Les articles L.4121-1 et L.4121-2 du code du travail mettent par ailleurs à la charge de l'employeur une obligation légale de sécurité et de protection de la santé du travailleur.
Dans le cadre de son obligation générale de sécurité, l'employeur doit prendre les mesures nécessaires pour assurer la sécurité et protéger la santé physique et mentale des travailleurs, ces mesures comprenant des actions de prévention des risques professionnels, des actions d'information et de formation et la mise en place d'une organisation et de moyens adaptés.
Le manquement à cette obligation a le caractère d'une faute inexcusable, au sens de l'article L.452-1 du code de la sécurité sociale, lorsque l'employeur avait ou aurait dû avoir conscience du danger auquel était exposé le salarié et qu'il n'a pas pris les mesures nécessaires pour l'en préserver.
La preuve de la faute inexcusable de l'employeur incombe à la victime. La faute inexcusable doit s'apprécier en fonction de la législation en vigueur et des connaissances scientifiques connues ou susceptibles de l'avoir été par l'employeur aux périodes d'exposition au risque du salarié.
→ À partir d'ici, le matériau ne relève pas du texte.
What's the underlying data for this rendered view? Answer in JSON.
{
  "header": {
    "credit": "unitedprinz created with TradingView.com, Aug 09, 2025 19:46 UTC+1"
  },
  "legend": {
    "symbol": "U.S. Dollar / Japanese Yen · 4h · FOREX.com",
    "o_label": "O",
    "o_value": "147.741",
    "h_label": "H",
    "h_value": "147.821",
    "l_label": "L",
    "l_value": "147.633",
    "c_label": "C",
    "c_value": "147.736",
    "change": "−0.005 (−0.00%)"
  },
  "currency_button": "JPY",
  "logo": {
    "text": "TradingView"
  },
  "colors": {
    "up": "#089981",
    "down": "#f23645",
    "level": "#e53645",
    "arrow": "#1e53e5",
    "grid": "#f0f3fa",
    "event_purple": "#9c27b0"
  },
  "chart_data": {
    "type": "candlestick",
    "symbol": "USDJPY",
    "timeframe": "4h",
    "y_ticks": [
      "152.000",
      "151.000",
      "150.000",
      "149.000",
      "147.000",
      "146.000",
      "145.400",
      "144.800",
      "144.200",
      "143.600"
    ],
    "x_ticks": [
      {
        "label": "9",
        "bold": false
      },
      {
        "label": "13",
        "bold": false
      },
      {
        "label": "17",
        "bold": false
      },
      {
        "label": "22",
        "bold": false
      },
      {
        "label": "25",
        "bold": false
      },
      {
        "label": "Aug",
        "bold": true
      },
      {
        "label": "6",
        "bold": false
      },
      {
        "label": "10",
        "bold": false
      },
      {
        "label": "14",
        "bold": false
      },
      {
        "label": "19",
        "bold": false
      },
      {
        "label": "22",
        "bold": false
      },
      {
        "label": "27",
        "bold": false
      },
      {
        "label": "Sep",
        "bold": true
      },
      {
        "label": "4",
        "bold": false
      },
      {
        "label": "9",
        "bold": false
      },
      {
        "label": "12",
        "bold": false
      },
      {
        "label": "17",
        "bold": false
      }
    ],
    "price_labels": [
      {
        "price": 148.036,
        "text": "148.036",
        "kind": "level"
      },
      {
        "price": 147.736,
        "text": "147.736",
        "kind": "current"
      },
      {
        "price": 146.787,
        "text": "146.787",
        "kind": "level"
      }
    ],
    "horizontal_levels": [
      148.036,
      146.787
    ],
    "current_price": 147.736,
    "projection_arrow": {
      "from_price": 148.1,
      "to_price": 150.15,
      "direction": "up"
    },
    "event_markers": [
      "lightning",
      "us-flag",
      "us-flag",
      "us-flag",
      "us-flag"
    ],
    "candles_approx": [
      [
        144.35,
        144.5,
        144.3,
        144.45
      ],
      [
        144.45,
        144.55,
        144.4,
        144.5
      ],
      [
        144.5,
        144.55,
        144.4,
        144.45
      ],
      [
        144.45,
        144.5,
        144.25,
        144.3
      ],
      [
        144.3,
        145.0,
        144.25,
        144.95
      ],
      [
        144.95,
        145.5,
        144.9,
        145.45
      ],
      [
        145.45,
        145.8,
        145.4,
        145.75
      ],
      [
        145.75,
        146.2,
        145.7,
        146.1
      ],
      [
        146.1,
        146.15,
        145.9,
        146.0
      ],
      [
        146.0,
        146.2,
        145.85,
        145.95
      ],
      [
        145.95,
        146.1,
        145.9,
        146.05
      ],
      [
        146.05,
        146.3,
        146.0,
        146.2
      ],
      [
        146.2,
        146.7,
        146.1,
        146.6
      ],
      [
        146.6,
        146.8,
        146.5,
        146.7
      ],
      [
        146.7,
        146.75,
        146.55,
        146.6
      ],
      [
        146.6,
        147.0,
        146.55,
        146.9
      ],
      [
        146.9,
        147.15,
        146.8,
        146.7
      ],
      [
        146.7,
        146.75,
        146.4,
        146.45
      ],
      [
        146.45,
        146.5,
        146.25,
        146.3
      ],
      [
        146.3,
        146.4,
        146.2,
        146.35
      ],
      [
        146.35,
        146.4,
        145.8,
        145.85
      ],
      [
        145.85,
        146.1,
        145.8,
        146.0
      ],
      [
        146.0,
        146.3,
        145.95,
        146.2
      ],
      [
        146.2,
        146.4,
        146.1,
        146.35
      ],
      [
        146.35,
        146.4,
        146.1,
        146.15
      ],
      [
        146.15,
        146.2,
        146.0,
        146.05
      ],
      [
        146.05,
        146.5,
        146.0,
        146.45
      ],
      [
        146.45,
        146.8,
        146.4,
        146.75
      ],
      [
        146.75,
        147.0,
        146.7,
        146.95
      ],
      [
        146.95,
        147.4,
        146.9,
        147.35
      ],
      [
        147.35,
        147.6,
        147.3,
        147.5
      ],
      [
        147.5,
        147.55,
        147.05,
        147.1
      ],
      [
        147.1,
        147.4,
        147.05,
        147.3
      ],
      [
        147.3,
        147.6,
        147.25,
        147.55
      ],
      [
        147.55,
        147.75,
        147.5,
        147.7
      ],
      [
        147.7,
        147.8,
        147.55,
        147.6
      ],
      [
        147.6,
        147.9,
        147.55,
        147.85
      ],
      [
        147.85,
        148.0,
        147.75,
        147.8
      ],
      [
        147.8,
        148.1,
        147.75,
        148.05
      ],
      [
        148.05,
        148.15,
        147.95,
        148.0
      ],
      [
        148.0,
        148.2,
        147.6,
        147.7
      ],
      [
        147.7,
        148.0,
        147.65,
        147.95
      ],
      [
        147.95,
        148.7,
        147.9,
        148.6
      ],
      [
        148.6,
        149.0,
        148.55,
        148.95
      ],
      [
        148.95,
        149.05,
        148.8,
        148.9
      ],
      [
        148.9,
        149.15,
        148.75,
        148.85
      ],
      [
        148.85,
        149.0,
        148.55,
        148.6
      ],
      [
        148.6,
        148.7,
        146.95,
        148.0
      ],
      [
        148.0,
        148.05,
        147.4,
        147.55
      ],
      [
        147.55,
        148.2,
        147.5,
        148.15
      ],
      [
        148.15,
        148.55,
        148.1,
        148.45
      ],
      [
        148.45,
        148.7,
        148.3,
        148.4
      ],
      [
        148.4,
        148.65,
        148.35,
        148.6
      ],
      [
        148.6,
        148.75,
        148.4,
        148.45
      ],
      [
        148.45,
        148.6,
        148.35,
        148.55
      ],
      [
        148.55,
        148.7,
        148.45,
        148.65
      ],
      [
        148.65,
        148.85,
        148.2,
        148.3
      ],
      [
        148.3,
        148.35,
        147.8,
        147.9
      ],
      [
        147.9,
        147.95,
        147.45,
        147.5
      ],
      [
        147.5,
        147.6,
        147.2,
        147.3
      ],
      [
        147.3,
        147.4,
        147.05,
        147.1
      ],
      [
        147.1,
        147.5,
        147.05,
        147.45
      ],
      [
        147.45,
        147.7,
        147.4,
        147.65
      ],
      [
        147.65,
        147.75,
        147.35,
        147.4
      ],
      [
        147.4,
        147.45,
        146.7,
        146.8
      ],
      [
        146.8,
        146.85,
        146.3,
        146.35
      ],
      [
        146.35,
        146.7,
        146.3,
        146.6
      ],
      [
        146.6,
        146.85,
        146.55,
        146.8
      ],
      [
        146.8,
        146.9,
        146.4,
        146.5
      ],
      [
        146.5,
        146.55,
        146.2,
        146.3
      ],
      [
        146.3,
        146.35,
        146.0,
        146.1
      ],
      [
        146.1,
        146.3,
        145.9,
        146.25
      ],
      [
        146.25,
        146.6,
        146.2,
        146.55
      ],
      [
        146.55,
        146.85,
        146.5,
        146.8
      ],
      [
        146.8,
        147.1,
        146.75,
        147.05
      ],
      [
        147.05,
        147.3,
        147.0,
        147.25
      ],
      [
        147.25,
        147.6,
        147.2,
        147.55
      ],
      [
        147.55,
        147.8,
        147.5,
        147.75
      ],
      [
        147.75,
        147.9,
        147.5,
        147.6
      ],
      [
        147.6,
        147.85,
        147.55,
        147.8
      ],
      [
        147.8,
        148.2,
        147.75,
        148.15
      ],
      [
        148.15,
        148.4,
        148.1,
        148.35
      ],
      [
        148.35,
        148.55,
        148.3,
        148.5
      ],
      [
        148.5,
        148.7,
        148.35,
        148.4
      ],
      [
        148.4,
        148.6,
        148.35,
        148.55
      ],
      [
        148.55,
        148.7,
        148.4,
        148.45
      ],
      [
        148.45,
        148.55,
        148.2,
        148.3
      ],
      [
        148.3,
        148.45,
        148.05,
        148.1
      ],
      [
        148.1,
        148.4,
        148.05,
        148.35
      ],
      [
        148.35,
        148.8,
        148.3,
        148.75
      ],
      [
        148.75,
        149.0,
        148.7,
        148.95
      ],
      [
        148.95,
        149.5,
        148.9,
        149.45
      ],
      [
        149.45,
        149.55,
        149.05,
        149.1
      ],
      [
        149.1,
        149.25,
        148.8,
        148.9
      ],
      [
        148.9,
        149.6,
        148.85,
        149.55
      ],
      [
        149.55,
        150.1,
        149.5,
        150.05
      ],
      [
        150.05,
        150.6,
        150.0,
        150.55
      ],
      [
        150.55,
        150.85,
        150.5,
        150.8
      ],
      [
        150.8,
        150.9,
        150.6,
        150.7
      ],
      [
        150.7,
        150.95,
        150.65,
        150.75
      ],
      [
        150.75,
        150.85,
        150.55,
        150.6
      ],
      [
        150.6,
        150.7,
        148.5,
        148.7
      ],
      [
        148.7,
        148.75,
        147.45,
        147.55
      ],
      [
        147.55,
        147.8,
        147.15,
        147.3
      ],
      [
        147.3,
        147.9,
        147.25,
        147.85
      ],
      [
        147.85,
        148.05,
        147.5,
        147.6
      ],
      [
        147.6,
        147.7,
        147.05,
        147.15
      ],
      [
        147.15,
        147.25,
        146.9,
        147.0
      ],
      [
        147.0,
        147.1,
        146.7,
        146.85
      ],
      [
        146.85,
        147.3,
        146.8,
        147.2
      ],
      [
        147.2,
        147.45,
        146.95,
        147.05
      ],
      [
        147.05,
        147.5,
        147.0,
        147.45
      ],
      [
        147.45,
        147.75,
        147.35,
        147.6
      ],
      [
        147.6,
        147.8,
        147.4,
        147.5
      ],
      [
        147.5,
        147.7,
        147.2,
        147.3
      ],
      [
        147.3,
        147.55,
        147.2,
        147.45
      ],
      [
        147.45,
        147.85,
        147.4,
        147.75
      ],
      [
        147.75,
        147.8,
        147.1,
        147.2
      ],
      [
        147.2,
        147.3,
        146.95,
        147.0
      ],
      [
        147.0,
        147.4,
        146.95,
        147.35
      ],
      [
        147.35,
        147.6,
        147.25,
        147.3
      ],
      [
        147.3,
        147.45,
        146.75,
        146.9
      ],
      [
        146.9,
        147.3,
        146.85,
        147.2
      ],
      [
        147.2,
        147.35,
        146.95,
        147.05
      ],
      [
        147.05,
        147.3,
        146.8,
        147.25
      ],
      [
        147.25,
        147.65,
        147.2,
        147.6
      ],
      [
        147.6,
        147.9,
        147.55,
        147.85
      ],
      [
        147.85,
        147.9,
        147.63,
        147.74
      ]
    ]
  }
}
En l'espèce, le caractère professionnel de la maladie déclarée par M. [Y], ainsi que la réunion des conditions du tableau n°25A2 des maladies professionnelles ne sont pas contestées. L'AJE indique dans ses écritures que l'Agence Nationale de Garantie des Droits des Mineurs (ANGDM) a reconnu l'exposition au risque du tableau n°25A2 des maladies professionnelles de M. [Y] durant toute la durée de son activité professionnelle au sein des [7] dans une attestation établie le 16 décembre 2016.
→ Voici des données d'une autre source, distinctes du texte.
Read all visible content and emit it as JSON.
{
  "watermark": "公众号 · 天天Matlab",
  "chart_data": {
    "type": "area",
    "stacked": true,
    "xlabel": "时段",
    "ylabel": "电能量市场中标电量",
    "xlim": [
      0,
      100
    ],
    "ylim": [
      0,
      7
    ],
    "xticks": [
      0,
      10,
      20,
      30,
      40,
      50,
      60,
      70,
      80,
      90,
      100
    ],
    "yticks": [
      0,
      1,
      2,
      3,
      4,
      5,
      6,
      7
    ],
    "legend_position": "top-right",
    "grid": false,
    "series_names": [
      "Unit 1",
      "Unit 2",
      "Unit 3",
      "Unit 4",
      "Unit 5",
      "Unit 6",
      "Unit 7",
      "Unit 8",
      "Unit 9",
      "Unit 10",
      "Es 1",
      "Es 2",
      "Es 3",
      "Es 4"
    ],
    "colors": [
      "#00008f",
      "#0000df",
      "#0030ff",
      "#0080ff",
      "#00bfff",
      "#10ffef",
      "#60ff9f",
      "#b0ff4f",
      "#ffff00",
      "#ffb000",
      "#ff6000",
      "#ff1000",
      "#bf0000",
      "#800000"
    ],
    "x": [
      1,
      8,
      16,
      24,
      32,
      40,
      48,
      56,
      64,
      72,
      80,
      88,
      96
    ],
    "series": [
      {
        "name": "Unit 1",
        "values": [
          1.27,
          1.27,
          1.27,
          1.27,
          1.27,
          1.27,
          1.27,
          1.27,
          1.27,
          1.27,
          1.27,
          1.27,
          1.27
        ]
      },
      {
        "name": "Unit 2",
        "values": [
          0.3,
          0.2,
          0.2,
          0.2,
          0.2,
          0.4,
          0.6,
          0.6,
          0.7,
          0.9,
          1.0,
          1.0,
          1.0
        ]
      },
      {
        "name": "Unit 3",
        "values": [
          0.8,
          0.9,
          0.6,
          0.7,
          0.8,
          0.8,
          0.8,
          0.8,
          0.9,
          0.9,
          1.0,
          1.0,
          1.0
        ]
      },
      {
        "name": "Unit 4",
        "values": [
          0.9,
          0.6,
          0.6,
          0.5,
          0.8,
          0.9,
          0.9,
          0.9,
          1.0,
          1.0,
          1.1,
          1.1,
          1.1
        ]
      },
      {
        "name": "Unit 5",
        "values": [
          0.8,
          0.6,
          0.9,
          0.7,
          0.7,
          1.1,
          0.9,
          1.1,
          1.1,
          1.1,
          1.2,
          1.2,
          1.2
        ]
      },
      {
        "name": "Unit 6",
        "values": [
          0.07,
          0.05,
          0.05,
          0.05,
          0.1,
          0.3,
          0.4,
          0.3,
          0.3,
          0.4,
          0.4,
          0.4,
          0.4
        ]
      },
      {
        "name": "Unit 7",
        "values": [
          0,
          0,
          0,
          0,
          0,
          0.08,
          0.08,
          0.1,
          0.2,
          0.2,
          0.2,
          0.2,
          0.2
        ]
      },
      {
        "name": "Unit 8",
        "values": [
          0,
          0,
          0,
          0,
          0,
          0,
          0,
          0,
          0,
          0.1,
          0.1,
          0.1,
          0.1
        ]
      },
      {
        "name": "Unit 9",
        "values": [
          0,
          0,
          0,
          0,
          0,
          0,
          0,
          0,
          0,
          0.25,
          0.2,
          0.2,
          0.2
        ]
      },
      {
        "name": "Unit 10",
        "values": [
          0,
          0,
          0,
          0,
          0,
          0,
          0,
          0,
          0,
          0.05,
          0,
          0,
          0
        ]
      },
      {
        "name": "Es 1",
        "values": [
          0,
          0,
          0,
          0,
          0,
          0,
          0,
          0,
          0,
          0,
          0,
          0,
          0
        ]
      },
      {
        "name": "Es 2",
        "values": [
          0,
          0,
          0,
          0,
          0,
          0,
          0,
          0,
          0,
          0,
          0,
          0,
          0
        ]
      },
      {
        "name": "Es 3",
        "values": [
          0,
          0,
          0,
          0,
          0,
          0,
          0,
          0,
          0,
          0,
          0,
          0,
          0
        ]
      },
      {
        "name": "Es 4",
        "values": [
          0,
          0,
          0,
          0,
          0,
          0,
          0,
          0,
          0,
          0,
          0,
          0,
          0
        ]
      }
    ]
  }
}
L'AJE reconnaît en outre que les Houillères du Bassin de Lorraine, devenues [6], avaient conscience du danger constitué par l'inhalation de poussières de silice et fait état de cette conscience dans ses écritures.
Seules sont discutées l'existence et l'efficacité des mesures de protection individuelle et collective prises par l'employeur afin de préserver le salarié du danger auquel il était exposé, ainsi que la délivrance d'une information sur les risques encourus par le salarié lors de son activité professionnelle.
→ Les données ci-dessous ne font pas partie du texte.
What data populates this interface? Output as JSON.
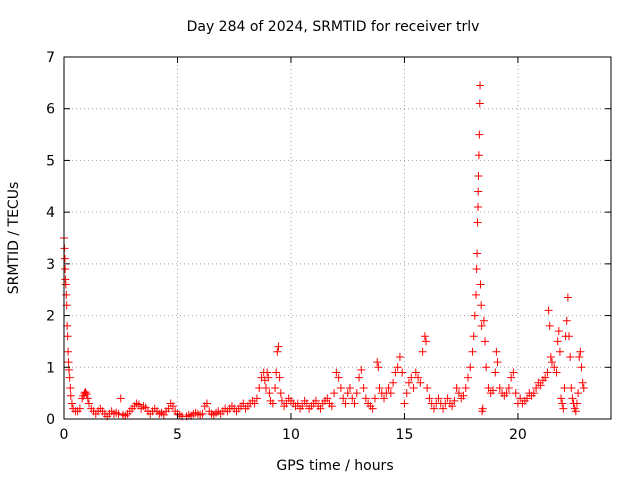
{
  "chart_data": {
    "type": "scatter",
    "title": "Day 284 of 2024, SRMTID for receiver trlv",
    "xlabel": "GPS time / hours",
    "ylabel": "SRMTID / TECUs",
    "xlim": [
      0,
      24.1
    ],
    "ylim": [
      0,
      7
    ],
    "xticks": [
      0,
      5,
      10,
      15,
      20
    ],
    "yticks": [
      0,
      1,
      2,
      3,
      4,
      5,
      6,
      7
    ],
    "grid": true,
    "marker": "+",
    "color": "#ff0000",
    "series": [
      {
        "name": "",
        "points": [
          [
            0.0,
            3.5
          ],
          [
            0.02,
            3.3
          ],
          [
            0.04,
            3.1
          ],
          [
            0.05,
            2.9
          ],
          [
            0.06,
            2.7
          ],
          [
            0.08,
            2.6
          ],
          [
            0.1,
            2.4
          ],
          [
            0.12,
            2.2
          ],
          [
            0.14,
            1.8
          ],
          [
            0.16,
            1.6
          ],
          [
            0.18,
            1.3
          ],
          [
            0.2,
            1.1
          ],
          [
            0.22,
            0.95
          ],
          [
            0.25,
            0.8
          ],
          [
            0.28,
            0.6
          ],
          [
            0.3,
            0.45
          ],
          [
            0.35,
            0.3
          ],
          [
            0.4,
            0.2
          ],
          [
            0.5,
            0.15
          ],
          [
            0.6,
            0.15
          ],
          [
            0.7,
            0.2
          ],
          [
            0.8,
            0.4
          ],
          [
            0.85,
            0.45
          ],
          [
            0.9,
            0.5
          ],
          [
            0.95,
            0.52
          ],
          [
            1.0,
            0.48
          ],
          [
            1.05,
            0.4
          ],
          [
            1.1,
            0.3
          ],
          [
            1.2,
            0.2
          ],
          [
            1.3,
            0.15
          ],
          [
            1.4,
            0.1
          ],
          [
            1.5,
            0.15
          ],
          [
            1.6,
            0.2
          ],
          [
            1.7,
            0.15
          ],
          [
            1.8,
            0.1
          ],
          [
            1.9,
            0.05
          ],
          [
            2.0,
            0.1
          ],
          [
            2.1,
            0.15
          ],
          [
            2.2,
            0.1
          ],
          [
            2.3,
            0.12
          ],
          [
            2.4,
            0.1
          ],
          [
            2.5,
            0.4
          ],
          [
            2.6,
            0.08
          ],
          [
            2.7,
            0.06
          ],
          [
            2.8,
            0.1
          ],
          [
            2.9,
            0.15
          ],
          [
            3.0,
            0.2
          ],
          [
            3.1,
            0.25
          ],
          [
            3.2,
            0.3
          ],
          [
            3.3,
            0.28
          ],
          [
            3.4,
            0.2
          ],
          [
            3.5,
            0.25
          ],
          [
            3.6,
            0.22
          ],
          [
            3.7,
            0.15
          ],
          [
            3.8,
            0.1
          ],
          [
            3.9,
            0.15
          ],
          [
            4.0,
            0.2
          ],
          [
            4.1,
            0.15
          ],
          [
            4.2,
            0.1
          ],
          [
            4.3,
            0.12
          ],
          [
            4.4,
            0.08
          ],
          [
            4.5,
            0.15
          ],
          [
            4.6,
            0.2
          ],
          [
            4.7,
            0.3
          ],
          [
            4.8,
            0.25
          ],
          [
            4.9,
            0.15
          ],
          [
            5.0,
            0.1
          ],
          [
            5.1,
            0.08
          ],
          [
            5.2,
            0.05
          ],
          [
            5.4,
            0.05
          ],
          [
            5.5,
            0.08
          ],
          [
            5.6,
            0.06
          ],
          [
            5.7,
            0.1
          ],
          [
            5.8,
            0.12
          ],
          [
            5.9,
            0.1
          ],
          [
            6.0,
            0.08
          ],
          [
            6.1,
            0.1
          ],
          [
            6.2,
            0.25
          ],
          [
            6.3,
            0.3
          ],
          [
            6.4,
            0.15
          ],
          [
            6.5,
            0.1
          ],
          [
            6.6,
            0.08
          ],
          [
            6.7,
            0.12
          ],
          [
            6.8,
            0.15
          ],
          [
            6.9,
            0.1
          ],
          [
            7.0,
            0.15
          ],
          [
            7.1,
            0.2
          ],
          [
            7.2,
            0.15
          ],
          [
            7.3,
            0.2
          ],
          [
            7.4,
            0.25
          ],
          [
            7.5,
            0.2
          ],
          [
            7.6,
            0.15
          ],
          [
            7.7,
            0.2
          ],
          [
            7.8,
            0.25
          ],
          [
            7.9,
            0.3
          ],
          [
            8.0,
            0.2
          ],
          [
            8.1,
            0.25
          ],
          [
            8.2,
            0.3
          ],
          [
            8.3,
            0.35
          ],
          [
            8.4,
            0.3
          ],
          [
            8.5,
            0.4
          ],
          [
            8.6,
            0.6
          ],
          [
            8.7,
            0.8
          ],
          [
            8.8,
            0.9
          ],
          [
            8.85,
            0.75
          ],
          [
            8.9,
            0.6
          ],
          [
            8.95,
            0.9
          ],
          [
            9.0,
            0.8
          ],
          [
            9.05,
            0.5
          ],
          [
            9.1,
            0.35
          ],
          [
            9.2,
            0.3
          ],
          [
            9.3,
            0.6
          ],
          [
            9.35,
            0.9
          ],
          [
            9.4,
            1.3
          ],
          [
            9.45,
            1.4
          ],
          [
            9.5,
            0.8
          ],
          [
            9.55,
            0.5
          ],
          [
            9.6,
            0.35
          ],
          [
            9.7,
            0.25
          ],
          [
            9.8,
            0.3
          ],
          [
            9.9,
            0.4
          ],
          [
            10.0,
            0.35
          ],
          [
            10.1,
            0.3
          ],
          [
            10.2,
            0.25
          ],
          [
            10.3,
            0.3
          ],
          [
            10.4,
            0.2
          ],
          [
            10.5,
            0.25
          ],
          [
            10.6,
            0.35
          ],
          [
            10.7,
            0.3
          ],
          [
            10.8,
            0.2
          ],
          [
            10.9,
            0.25
          ],
          [
            11.0,
            0.3
          ],
          [
            11.1,
            0.35
          ],
          [
            11.2,
            0.25
          ],
          [
            11.3,
            0.2
          ],
          [
            11.4,
            0.3
          ],
          [
            11.5,
            0.35
          ],
          [
            11.6,
            0.4
          ],
          [
            11.7,
            0.3
          ],
          [
            11.8,
            0.25
          ],
          [
            11.9,
            0.5
          ],
          [
            12.0,
            0.9
          ],
          [
            12.1,
            0.8
          ],
          [
            12.2,
            0.6
          ],
          [
            12.3,
            0.4
          ],
          [
            12.4,
            0.3
          ],
          [
            12.5,
            0.5
          ],
          [
            12.6,
            0.6
          ],
          [
            12.7,
            0.4
          ],
          [
            12.8,
            0.3
          ],
          [
            12.9,
            0.5
          ],
          [
            13.0,
            0.8
          ],
          [
            13.1,
            0.95
          ],
          [
            13.2,
            0.6
          ],
          [
            13.3,
            0.4
          ],
          [
            13.4,
            0.3
          ],
          [
            13.5,
            0.25
          ],
          [
            13.6,
            0.2
          ],
          [
            13.7,
            0.4
          ],
          [
            13.8,
            1.1
          ],
          [
            13.85,
            1.0
          ],
          [
            13.9,
            0.6
          ],
          [
            14.0,
            0.5
          ],
          [
            14.1,
            0.4
          ],
          [
            14.2,
            0.5
          ],
          [
            14.3,
            0.6
          ],
          [
            14.4,
            0.5
          ],
          [
            14.5,
            0.7
          ],
          [
            14.6,
            0.9
          ],
          [
            14.7,
            1.0
          ],
          [
            14.8,
            1.2
          ],
          [
            14.9,
            0.9
          ],
          [
            15.0,
            0.3
          ],
          [
            15.1,
            0.5
          ],
          [
            15.2,
            0.7
          ],
          [
            15.3,
            0.8
          ],
          [
            15.4,
            0.6
          ],
          [
            15.5,
            0.9
          ],
          [
            15.6,
            0.8
          ],
          [
            15.7,
            0.7
          ],
          [
            15.8,
            1.3
          ],
          [
            15.9,
            1.6
          ],
          [
            15.95,
            1.5
          ],
          [
            16.0,
            0.6
          ],
          [
            16.1,
            0.4
          ],
          [
            16.2,
            0.3
          ],
          [
            16.3,
            0.2
          ],
          [
            16.4,
            0.3
          ],
          [
            16.5,
            0.4
          ],
          [
            16.6,
            0.3
          ],
          [
            16.7,
            0.2
          ],
          [
            16.8,
            0.3
          ],
          [
            16.9,
            0.4
          ],
          [
            17.0,
            0.3
          ],
          [
            17.1,
            0.25
          ],
          [
            17.2,
            0.35
          ],
          [
            17.3,
            0.6
          ],
          [
            17.4,
            0.5
          ],
          [
            17.5,
            0.4
          ],
          [
            17.6,
            0.45
          ],
          [
            17.7,
            0.6
          ],
          [
            17.8,
            0.8
          ],
          [
            17.9,
            1.0
          ],
          [
            18.0,
            1.3
          ],
          [
            18.05,
            1.6
          ],
          [
            18.1,
            2.0
          ],
          [
            18.15,
            2.4
          ],
          [
            18.18,
            2.9
          ],
          [
            18.2,
            3.2
          ],
          [
            18.22,
            3.8
          ],
          [
            18.24,
            4.1
          ],
          [
            18.25,
            4.4
          ],
          [
            18.26,
            4.7
          ],
          [
            18.28,
            5.1
          ],
          [
            18.3,
            5.5
          ],
          [
            18.32,
            6.1
          ],
          [
            18.33,
            6.45
          ],
          [
            18.35,
            2.6
          ],
          [
            18.38,
            2.2
          ],
          [
            18.4,
            1.8
          ],
          [
            18.42,
            0.15
          ],
          [
            18.45,
            0.2
          ],
          [
            18.5,
            1.9
          ],
          [
            18.55,
            1.5
          ],
          [
            18.6,
            1.0
          ],
          [
            18.7,
            0.6
          ],
          [
            18.8,
            0.5
          ],
          [
            18.9,
            0.55
          ],
          [
            19.0,
            0.9
          ],
          [
            19.05,
            1.3
          ],
          [
            19.1,
            1.1
          ],
          [
            19.2,
            0.6
          ],
          [
            19.3,
            0.5
          ],
          [
            19.4,
            0.45
          ],
          [
            19.5,
            0.5
          ],
          [
            19.6,
            0.6
          ],
          [
            19.7,
            0.8
          ],
          [
            19.8,
            0.9
          ],
          [
            19.9,
            0.5
          ],
          [
            20.0,
            0.3
          ],
          [
            20.1,
            0.4
          ],
          [
            20.2,
            0.3
          ],
          [
            20.3,
            0.35
          ],
          [
            20.4,
            0.4
          ],
          [
            20.5,
            0.5
          ],
          [
            20.6,
            0.45
          ],
          [
            20.7,
            0.5
          ],
          [
            20.8,
            0.6
          ],
          [
            20.9,
            0.7
          ],
          [
            21.0,
            0.65
          ],
          [
            21.1,
            0.75
          ],
          [
            21.2,
            0.8
          ],
          [
            21.3,
            0.9
          ],
          [
            21.35,
            2.1
          ],
          [
            21.4,
            1.8
          ],
          [
            21.45,
            1.2
          ],
          [
            21.5,
            1.1
          ],
          [
            21.6,
            1.0
          ],
          [
            21.7,
            0.9
          ],
          [
            21.75,
            1.5
          ],
          [
            21.8,
            1.7
          ],
          [
            21.85,
            1.3
          ],
          [
            21.9,
            0.4
          ],
          [
            21.95,
            0.3
          ],
          [
            22.0,
            0.2
          ],
          [
            22.05,
            0.6
          ],
          [
            22.1,
            1.6
          ],
          [
            22.15,
            1.9
          ],
          [
            22.2,
            2.35
          ],
          [
            22.25,
            1.6
          ],
          [
            22.3,
            1.2
          ],
          [
            22.35,
            0.6
          ],
          [
            22.4,
            0.4
          ],
          [
            22.45,
            0.3
          ],
          [
            22.5,
            0.2
          ],
          [
            22.55,
            0.15
          ],
          [
            22.6,
            0.3
          ],
          [
            22.65,
            0.5
          ],
          [
            22.7,
            1.2
          ],
          [
            22.75,
            1.3
          ],
          [
            22.8,
            1.0
          ],
          [
            22.85,
            0.7
          ],
          [
            22.9,
            0.6
          ]
        ]
      }
    ]
  }
}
Ces mesures de protection sont déterminées par le décret n°51-508 du 04 mai 1951 portant règlement général sur l'exploitation des mines, reprenant les dispositions générales des décrets du 10 juillet 1913 et du 13 décembre 1948 prévoyant l'évacuation des poussières ou, en cas d'impossibilité, la mise à disposition de moyens de protection individuelle.
L'article 187 dudit décret dispose que lorsque l'abattage, le chargement, le transport ou la manipulation du charbon peuvent entraîner la mise en suspension ou l'accumulation de poussières, des mesures efficaces doivent être prises pour s'y opposer ou y remédier.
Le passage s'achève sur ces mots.